Anggota Komisi D DPRD Kabupaten Pati, Endah Sri Wahyuningati, mengatakan setiap satuan pendidikan perlu memiliki acuan yang sama agar tidak muncul kebijakan berbeda-beda yang berpotensi menimbulkan keresahan di masyarakat.
Menurutnya, aturan yang jelas dari Disdikbud akan membantu sekolah menjalankan proses pendidikan secara tertib tanpa mengurangi kualitas pembelajaran.
“Disdikbud perlu segera memberikan pedoman yang tegas kepada seluruh sekolah. Dengan adanya aturan yang sama, sekolah memiliki pegangan dalam menjalankan kegiatan pendidikan sehingga orang tua tidak merasa terbebani oleh pungutan yang sebenarnya bisa dihindari,” ujar Endah.
Ia menilai pendidikan harus tetap menjadi layanan publik yang mudah diakses seluruh masyarakat. Karena itu, setiap kebijakan yang berkaitan dengan pembiayaan harus mempertimbangkan kemampuan ekonomi keluarga siswa.
Endah juga berharap Disdikbud melakukan pengawasan terhadap pelaksanaan aturan tersebut agar tidak hanya berhenti pada penerbitan surat edaran, tetapi benar-benar diterapkan di seluruh sekolah di Kabupaten Pati.
“Kami ingin suasana tahun ajaran baru berlangsung dengan baik, tanpa polemik mengenai biaya pendidikan.

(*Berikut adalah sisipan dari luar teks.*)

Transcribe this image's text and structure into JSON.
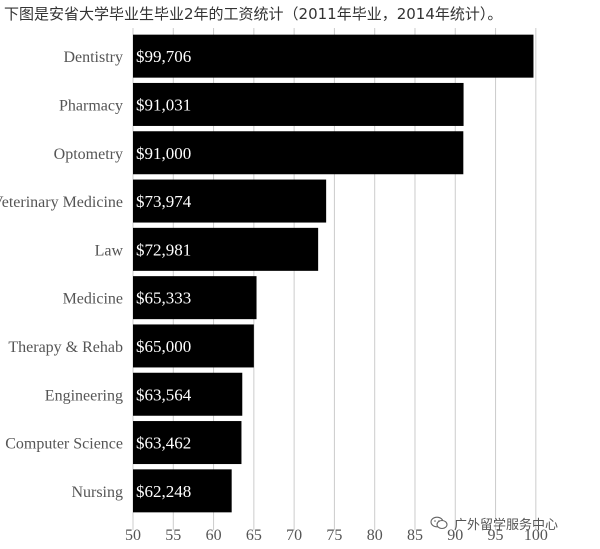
{
  "page_title": "下图是安省大学毕业生毕业2年的工资统计（2011年毕业，2014年统计）。",
  "watermark": {
    "text": "广外留学服务中心",
    "icon": "wechat-icon"
  },
  "chart_data": {
    "type": "bar",
    "orientation": "horizontal",
    "title": "下图是安省大学毕业生毕业2年的工资统计（2011年毕业，2014年统计）。",
    "xlabel": "",
    "ylabel": "",
    "categories": [
      "Dentistry",
      "Pharmacy",
      "Optometry",
      "Veterinary Medicine",
      "Law",
      "Medicine",
      "Therapy & Rehab",
      "Engineering",
      "Computer Science",
      "Nursing"
    ],
    "values": [
      99706,
      91031,
      91000,
      73974,
      72981,
      65333,
      65000,
      63564,
      63462,
      62248
    ],
    "data_labels": [
      "$99,706",
      "$91,031",
      "$91,000",
      "$73,974",
      "$72,981",
      "$65,333",
      "$65,000",
      "$63,564",
      "$63,462",
      "$62,248"
    ],
    "xlim": [
      50000,
      103000
    ],
    "x_ticks": [
      50,
      55,
      60,
      65,
      70,
      75,
      80,
      85,
      90,
      95,
      100
    ],
    "x_tick_unit": 1000,
    "grid": true,
    "legend": "none",
    "bar_color": "#000000",
    "label_color": "#ffffff",
    "grid_color": "#cccccc"
  }
}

Fokus sekolah seharusnya adalah meningkatkan kualitas pembelajaran, sementara pemerintah memastikan aturan dijalankan secara konsisten,” tegasnya.
Selain itu, ia mengajak sekolah membangun komunikasi yang baik dengan komite dan orang tua apabila terdapat kebutuhan yang berkaitan dengan kegiatan pendidikan sehingga setiap keputusan dapat dipahami bersama.